In cases when your business is moving toward progress (you got yourself Planner when you needed it, didn’t you?), the logical thing to do is to sync the evolution of business with the evolution of technical capabilities to support your growth. That is just a polite way to say that if you need to manage the tenth of groups of projects, Planner won’t do anymore. A logical continuation for your equipment strategy would be tools that are designed for more projects in the same chart or dashboard. And luck is on our side, because we don’t have to give up the solutions we’ve learned to use, gotten used to, and almost love by the time they’re no longer enough. For example, we still can use Excel spreadsheets to integrate the data from Planner into Project Online.

 

 

And there is more than one ergonomic solution for incorporating all your toolbox items into one concise picture. Let’s say you’ve worked with JIRA, VSTS, SharePoint, ServiceNow, and Salesforce, but not Planner. The reality of modern organizations is the use of multiple tools for portfolio management, project management, and work management. Top management and PMOs are facing the great challenge of getting a view of the full picture of the projects instantly, without manual data extraction and aggregation. That’s when FluentPro’s Integration Hub comes in handy. This platform is specifically created to ease the pain of connecting portfolio, project, and work management tools into one wholesome and continuous data stream. And if you started with Microsoft Planner and progressed to Project Online, you still can get all the pieces together.

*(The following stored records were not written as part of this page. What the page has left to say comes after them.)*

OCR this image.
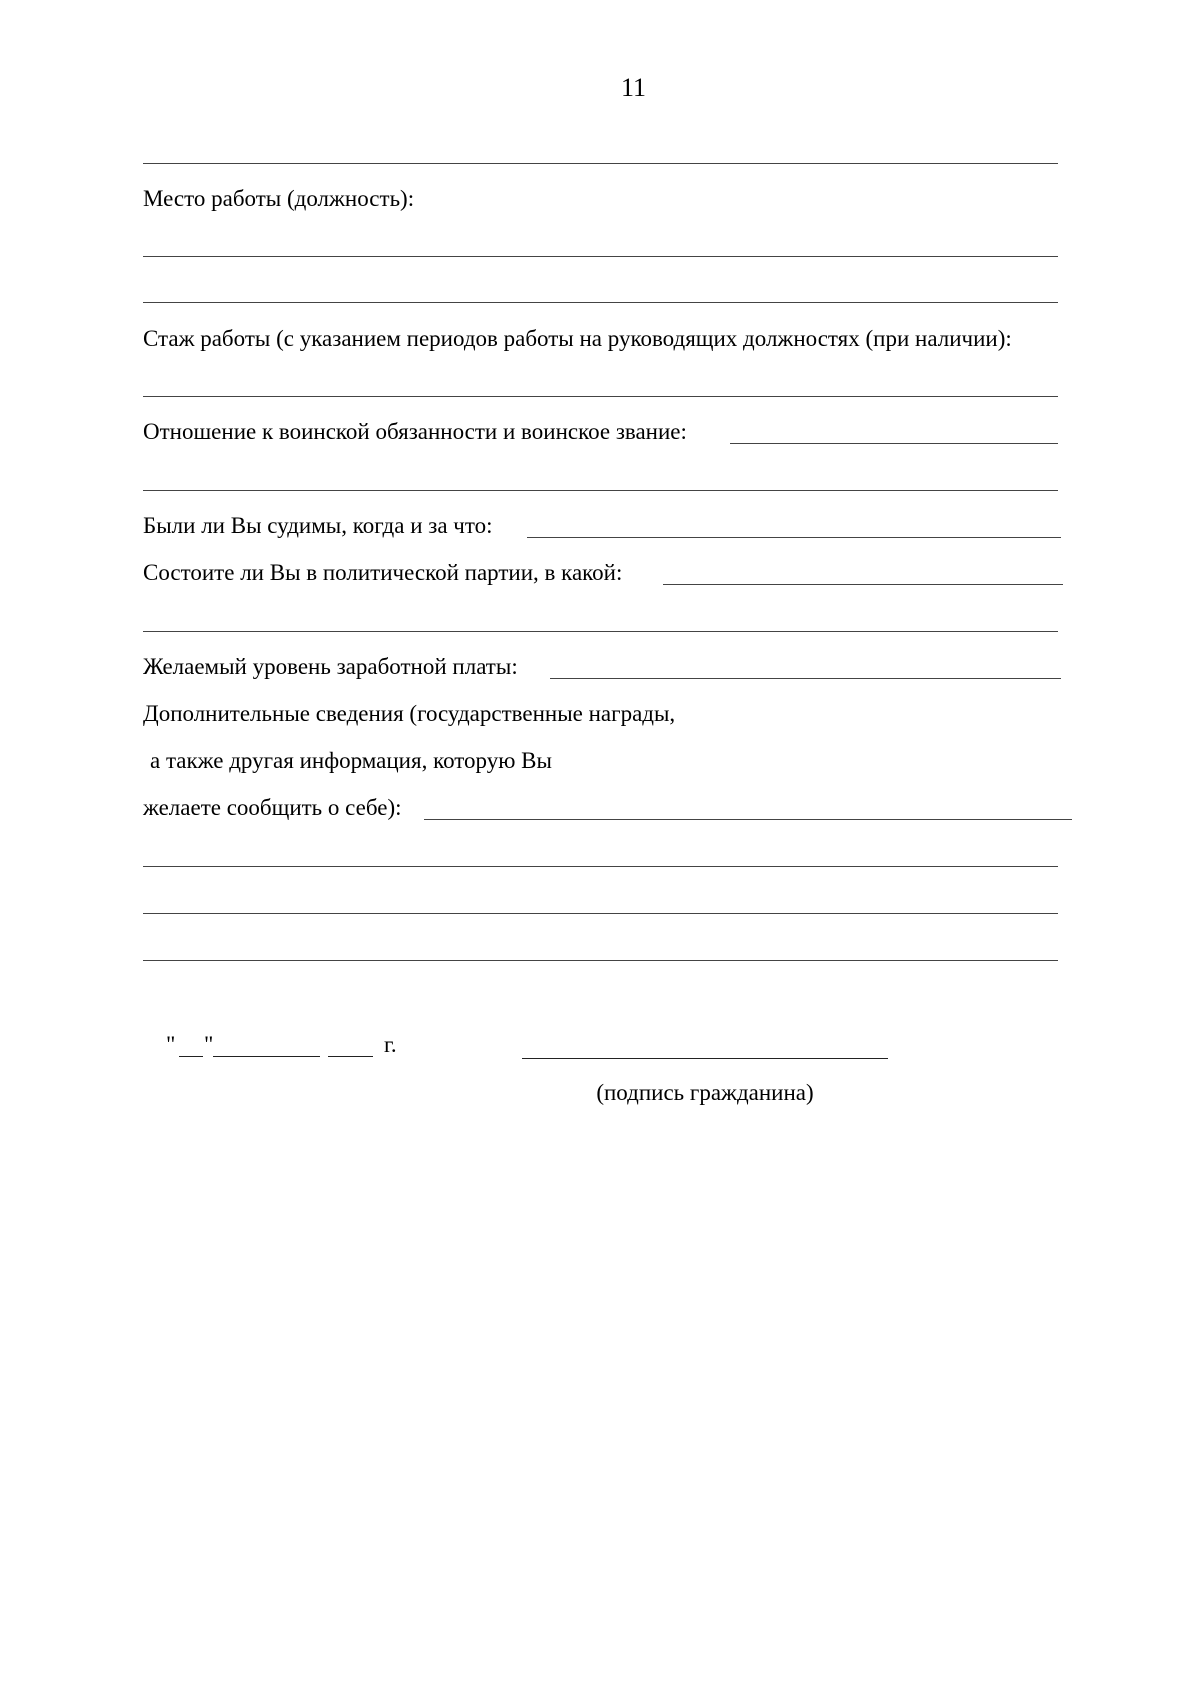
11
Место работы (должность):
Стаж работы (с указанием периодов работы на руководящих должностях (при наличии):
Отношение к воинской обязанности и воинское звание:
Были ли Вы судимы, когда и за что:
Состоите ли Вы в политической партии, в какой:
Желаемый уровень заработной платы:
Дополнительные сведения (государственные награды,
а также другая информация, которую Вы
желаете сообщить о себе):
" "	г.
(подпись гражданина)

No matter what you’ve used in conjunction with your Office 365 solutions – Planner, Groups, SharePoint, Dynamics 365 PSA, VSTS, JIRA, CA Agile Central, ServiceNow, or Salesforce, Integration Hub will take care of your portfolio management and reporting.

 

In case you are not yet ready for hub-solutions based in the Cloud, FluentPro also offers a suite called PPM Express. It is a solution set for project, program, and portfolio management. It is unique in giving teams the freedom to use tools they find most effective for their job. PPM Express connects to those tools, aggregates information, and extends it with easy status management, cost management, resource management, and prioritization features. It is designed to be compatible with Planner and JIRA and enables you to have a set of over 20 reports and dashboards for project and portfolio reporting. If you grow beyond the geographical borderlines, you can go Cloud-based and intertwine all the processes with Microsoft Project Online. The best news for today is that you can choose between several equally high-functioning solutions to get all the data synced and easy to manage as well as transfer between systems automatically. For example, new projects are created in Planner; you can then get the progress and actuals flow back to Project Online. Make it easy for your teams with tools that integrate all stats into one data stream and have collaboration features like file sharing, teamwork, and video calls.